= Río Murta (volcano) =

Volcano in Chile

Río Murta is a volcano in Chile.

The volcano consists of a complex of lava flows along the valleys of the Río Murta. These flows display columnar joints, lava tubes and pillow lavas, and have volumes of less than 1 km3. These landforms along with the presence of palagonite indicate that the eruptions happened beneath glaciers.

Volcanic activity in the region is in part influenced by the Chile Triple Junction, the point where the Chile Rise is subducted into the Peru-Chile Trench. This point forms a gap in the Andean Volcanic Belt, with Southern Volcanic Zone volcanism north of the gap generated by the fast subduction of the older and colder Nazca Plate beneath the South America Plate and Austral Volcanic Zone volcanism south of the gap formed by the slow subduction of the younger and warmer Antarctic Plate. In between these two subduction processes, a slab window opened up and allowed the rise of alkali basalt magmas.

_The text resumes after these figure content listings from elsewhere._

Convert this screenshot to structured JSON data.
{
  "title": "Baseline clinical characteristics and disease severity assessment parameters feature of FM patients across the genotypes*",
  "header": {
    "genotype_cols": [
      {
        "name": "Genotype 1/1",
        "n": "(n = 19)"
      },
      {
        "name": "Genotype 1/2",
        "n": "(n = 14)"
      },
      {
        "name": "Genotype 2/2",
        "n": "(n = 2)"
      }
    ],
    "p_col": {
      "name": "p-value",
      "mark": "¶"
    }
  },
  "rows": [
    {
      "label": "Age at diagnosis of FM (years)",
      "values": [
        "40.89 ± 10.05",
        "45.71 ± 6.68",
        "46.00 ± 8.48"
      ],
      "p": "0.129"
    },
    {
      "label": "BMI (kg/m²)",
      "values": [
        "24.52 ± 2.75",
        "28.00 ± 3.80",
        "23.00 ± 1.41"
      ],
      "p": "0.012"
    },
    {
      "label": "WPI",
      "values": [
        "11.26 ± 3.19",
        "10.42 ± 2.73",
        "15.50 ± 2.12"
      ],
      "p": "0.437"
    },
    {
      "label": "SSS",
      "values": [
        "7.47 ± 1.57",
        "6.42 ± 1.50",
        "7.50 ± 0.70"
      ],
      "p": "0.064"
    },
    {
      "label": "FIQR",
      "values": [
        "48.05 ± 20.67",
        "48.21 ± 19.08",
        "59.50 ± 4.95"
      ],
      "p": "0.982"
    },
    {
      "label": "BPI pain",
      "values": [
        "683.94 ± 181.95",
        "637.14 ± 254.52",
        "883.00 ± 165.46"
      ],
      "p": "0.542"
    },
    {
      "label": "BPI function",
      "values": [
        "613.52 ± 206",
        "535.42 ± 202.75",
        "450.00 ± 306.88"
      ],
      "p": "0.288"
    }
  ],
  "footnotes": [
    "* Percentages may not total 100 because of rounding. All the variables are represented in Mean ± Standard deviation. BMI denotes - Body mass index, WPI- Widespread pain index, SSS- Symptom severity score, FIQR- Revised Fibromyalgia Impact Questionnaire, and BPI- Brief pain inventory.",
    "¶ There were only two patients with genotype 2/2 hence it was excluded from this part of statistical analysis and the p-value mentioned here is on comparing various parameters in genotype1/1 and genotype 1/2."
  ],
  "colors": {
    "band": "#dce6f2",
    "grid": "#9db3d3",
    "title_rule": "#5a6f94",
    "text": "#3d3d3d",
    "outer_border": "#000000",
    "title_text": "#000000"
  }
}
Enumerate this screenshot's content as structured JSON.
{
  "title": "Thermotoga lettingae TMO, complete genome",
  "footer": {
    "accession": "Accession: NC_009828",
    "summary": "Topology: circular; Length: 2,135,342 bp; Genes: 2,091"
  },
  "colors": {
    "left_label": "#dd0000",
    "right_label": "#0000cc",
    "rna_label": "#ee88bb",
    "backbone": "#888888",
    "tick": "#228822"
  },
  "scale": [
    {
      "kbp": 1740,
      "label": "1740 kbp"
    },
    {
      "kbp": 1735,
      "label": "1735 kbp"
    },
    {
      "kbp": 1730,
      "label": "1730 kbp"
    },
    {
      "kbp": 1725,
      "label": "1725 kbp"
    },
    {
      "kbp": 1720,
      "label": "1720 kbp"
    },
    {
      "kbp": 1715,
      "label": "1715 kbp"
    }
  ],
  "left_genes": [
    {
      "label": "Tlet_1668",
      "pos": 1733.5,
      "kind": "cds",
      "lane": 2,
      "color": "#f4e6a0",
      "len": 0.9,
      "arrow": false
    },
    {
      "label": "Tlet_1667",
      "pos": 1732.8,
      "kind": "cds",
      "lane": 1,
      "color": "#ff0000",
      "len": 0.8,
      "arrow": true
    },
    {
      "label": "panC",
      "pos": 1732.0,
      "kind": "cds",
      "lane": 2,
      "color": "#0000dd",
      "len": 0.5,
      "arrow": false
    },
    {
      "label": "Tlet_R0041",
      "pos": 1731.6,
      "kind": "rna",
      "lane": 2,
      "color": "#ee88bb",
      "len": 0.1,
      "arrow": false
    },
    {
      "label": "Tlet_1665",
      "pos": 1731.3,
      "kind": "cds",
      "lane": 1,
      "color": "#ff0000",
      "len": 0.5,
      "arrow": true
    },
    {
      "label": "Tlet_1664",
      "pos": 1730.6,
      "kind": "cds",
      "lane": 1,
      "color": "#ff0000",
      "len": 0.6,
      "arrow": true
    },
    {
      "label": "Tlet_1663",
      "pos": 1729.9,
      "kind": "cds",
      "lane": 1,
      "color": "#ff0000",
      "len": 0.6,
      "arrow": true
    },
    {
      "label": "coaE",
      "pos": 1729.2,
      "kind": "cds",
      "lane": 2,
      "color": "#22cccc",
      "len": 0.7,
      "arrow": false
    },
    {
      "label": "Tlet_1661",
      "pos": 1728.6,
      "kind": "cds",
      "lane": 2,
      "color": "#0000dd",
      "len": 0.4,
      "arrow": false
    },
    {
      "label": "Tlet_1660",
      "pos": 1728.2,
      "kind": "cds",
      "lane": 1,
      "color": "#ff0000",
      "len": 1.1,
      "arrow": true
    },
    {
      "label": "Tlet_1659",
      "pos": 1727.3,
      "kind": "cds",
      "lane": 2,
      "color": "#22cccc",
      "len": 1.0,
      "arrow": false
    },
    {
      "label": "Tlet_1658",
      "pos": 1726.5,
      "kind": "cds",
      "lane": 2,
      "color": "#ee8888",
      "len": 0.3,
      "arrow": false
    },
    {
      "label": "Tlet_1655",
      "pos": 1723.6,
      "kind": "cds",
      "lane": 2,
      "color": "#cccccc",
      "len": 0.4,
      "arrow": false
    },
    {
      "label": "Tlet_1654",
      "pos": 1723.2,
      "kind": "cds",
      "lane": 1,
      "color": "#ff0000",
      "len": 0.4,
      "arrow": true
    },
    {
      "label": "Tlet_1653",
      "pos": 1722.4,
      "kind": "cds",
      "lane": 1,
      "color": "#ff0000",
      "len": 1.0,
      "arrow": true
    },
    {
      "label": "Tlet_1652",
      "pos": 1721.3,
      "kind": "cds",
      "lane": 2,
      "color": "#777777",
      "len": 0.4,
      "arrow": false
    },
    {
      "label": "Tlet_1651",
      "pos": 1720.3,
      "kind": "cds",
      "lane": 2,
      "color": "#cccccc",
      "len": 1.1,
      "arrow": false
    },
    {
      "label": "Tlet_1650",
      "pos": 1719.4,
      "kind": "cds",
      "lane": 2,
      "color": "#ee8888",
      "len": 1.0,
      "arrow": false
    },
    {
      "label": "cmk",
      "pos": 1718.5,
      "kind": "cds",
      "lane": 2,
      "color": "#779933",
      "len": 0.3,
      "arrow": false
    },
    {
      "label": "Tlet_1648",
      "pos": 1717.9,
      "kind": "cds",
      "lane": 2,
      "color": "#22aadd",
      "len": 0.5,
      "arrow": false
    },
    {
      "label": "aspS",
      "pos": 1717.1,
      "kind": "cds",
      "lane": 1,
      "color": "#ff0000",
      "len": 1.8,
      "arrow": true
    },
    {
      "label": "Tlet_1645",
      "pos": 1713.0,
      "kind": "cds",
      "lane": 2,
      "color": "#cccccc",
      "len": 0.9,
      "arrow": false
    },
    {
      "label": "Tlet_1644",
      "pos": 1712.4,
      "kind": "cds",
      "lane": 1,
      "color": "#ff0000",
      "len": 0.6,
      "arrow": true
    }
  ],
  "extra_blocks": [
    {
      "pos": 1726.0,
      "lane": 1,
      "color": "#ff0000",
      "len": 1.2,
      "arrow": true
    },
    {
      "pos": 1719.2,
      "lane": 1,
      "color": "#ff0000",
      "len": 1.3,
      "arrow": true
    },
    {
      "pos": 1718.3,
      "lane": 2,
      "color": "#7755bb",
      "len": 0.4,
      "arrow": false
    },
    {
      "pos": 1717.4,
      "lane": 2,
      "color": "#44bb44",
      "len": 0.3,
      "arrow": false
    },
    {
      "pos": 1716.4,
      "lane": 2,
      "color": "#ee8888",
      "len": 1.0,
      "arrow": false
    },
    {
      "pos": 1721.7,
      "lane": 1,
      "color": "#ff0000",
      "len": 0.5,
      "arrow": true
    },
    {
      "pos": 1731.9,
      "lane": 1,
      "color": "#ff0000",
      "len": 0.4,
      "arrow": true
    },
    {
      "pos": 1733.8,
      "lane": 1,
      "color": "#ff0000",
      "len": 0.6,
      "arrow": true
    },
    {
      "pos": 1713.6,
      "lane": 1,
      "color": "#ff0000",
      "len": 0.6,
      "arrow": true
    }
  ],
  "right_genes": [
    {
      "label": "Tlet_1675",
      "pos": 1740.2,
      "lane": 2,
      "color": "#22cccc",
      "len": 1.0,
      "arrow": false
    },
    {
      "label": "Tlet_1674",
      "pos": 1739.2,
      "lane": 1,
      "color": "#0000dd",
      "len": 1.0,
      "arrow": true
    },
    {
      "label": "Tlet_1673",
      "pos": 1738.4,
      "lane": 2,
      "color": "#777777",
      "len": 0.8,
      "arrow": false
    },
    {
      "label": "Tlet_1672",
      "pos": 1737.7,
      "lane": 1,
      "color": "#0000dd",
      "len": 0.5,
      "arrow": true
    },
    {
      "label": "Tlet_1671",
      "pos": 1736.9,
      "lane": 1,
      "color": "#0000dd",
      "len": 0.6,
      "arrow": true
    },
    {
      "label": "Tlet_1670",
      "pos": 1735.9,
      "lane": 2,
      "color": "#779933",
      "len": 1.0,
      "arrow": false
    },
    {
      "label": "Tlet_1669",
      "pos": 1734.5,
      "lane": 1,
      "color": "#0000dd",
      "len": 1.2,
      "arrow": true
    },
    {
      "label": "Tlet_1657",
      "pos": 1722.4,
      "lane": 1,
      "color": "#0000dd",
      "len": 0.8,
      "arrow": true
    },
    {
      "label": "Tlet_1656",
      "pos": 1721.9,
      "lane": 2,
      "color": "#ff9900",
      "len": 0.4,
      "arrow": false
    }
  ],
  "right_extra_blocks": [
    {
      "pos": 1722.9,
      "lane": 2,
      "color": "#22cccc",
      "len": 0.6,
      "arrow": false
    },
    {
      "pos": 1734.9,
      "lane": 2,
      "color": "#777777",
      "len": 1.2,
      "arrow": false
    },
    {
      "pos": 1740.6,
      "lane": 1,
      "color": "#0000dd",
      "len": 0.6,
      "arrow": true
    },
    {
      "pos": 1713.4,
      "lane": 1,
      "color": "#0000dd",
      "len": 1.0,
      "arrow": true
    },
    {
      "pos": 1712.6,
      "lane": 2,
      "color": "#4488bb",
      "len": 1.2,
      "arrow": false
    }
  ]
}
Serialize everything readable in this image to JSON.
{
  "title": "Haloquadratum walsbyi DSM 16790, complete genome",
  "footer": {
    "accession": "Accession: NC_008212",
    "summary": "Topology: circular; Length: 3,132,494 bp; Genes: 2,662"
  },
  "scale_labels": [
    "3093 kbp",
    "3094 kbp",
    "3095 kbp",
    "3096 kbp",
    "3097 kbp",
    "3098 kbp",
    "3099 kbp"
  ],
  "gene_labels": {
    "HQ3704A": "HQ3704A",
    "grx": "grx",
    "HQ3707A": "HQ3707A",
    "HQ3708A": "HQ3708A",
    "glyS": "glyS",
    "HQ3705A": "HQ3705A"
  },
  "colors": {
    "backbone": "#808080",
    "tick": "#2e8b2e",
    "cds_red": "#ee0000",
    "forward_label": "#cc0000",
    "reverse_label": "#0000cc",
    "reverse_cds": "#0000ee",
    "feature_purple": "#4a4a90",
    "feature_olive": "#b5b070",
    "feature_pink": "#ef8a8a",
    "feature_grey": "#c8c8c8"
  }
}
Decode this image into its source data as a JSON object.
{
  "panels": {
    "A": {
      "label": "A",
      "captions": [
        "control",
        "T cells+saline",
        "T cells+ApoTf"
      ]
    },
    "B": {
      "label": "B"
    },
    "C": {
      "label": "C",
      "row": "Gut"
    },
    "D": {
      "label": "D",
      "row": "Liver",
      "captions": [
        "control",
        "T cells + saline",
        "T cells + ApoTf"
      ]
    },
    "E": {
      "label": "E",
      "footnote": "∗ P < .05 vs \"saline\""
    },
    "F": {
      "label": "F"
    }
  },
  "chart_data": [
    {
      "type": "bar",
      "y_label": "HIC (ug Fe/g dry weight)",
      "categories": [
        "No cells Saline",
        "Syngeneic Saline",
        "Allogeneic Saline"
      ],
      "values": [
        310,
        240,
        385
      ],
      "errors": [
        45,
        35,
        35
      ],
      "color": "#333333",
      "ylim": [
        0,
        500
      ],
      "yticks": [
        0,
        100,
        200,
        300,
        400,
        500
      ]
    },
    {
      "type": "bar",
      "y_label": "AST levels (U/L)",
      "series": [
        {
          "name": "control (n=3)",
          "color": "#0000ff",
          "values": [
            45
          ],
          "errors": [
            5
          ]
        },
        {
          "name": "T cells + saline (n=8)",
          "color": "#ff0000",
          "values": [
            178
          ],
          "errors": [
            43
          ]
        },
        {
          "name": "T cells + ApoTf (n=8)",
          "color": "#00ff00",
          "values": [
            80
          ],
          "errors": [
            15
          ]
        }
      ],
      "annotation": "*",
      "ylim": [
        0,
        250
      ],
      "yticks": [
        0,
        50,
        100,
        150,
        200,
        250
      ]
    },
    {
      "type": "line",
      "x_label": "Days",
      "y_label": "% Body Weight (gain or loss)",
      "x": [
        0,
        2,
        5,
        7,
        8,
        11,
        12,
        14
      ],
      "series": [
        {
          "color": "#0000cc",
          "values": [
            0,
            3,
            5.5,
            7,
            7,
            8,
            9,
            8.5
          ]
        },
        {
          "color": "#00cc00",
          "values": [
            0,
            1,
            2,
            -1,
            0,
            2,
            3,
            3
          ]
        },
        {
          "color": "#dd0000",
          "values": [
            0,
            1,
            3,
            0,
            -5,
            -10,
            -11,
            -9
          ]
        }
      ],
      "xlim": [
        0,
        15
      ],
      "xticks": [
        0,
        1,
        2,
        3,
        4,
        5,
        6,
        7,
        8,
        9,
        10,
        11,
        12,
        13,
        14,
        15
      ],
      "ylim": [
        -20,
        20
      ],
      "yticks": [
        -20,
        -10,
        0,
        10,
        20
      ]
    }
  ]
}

Río Murta rocks are basalts with a low content of potassium. They contain phenocrysts of clinopyroxene, olivine and plagioclase. The chemical composition is unlike that of other regional basaltic volcanoes, and reflects the influence of oceanic asthenosphere.

The basement in the region is formed by various Paleozoic to Mesozoic sediments and volcanic rocks. The plutons of the Northern Patagonian Batholith were intruded into this basement and may have an origin in the subduction of the Nazca Plate-Farallon Plate.

The age of these flows is controversial. Potassium-argon dating has yielded ages of 900,000 - 850,000 years before present, some flows are too young to date and the relatively well conserved appearance suggest a Holocene age. 40 km northwest of Río Murta lies Cerro Hudson, an active arc volcano.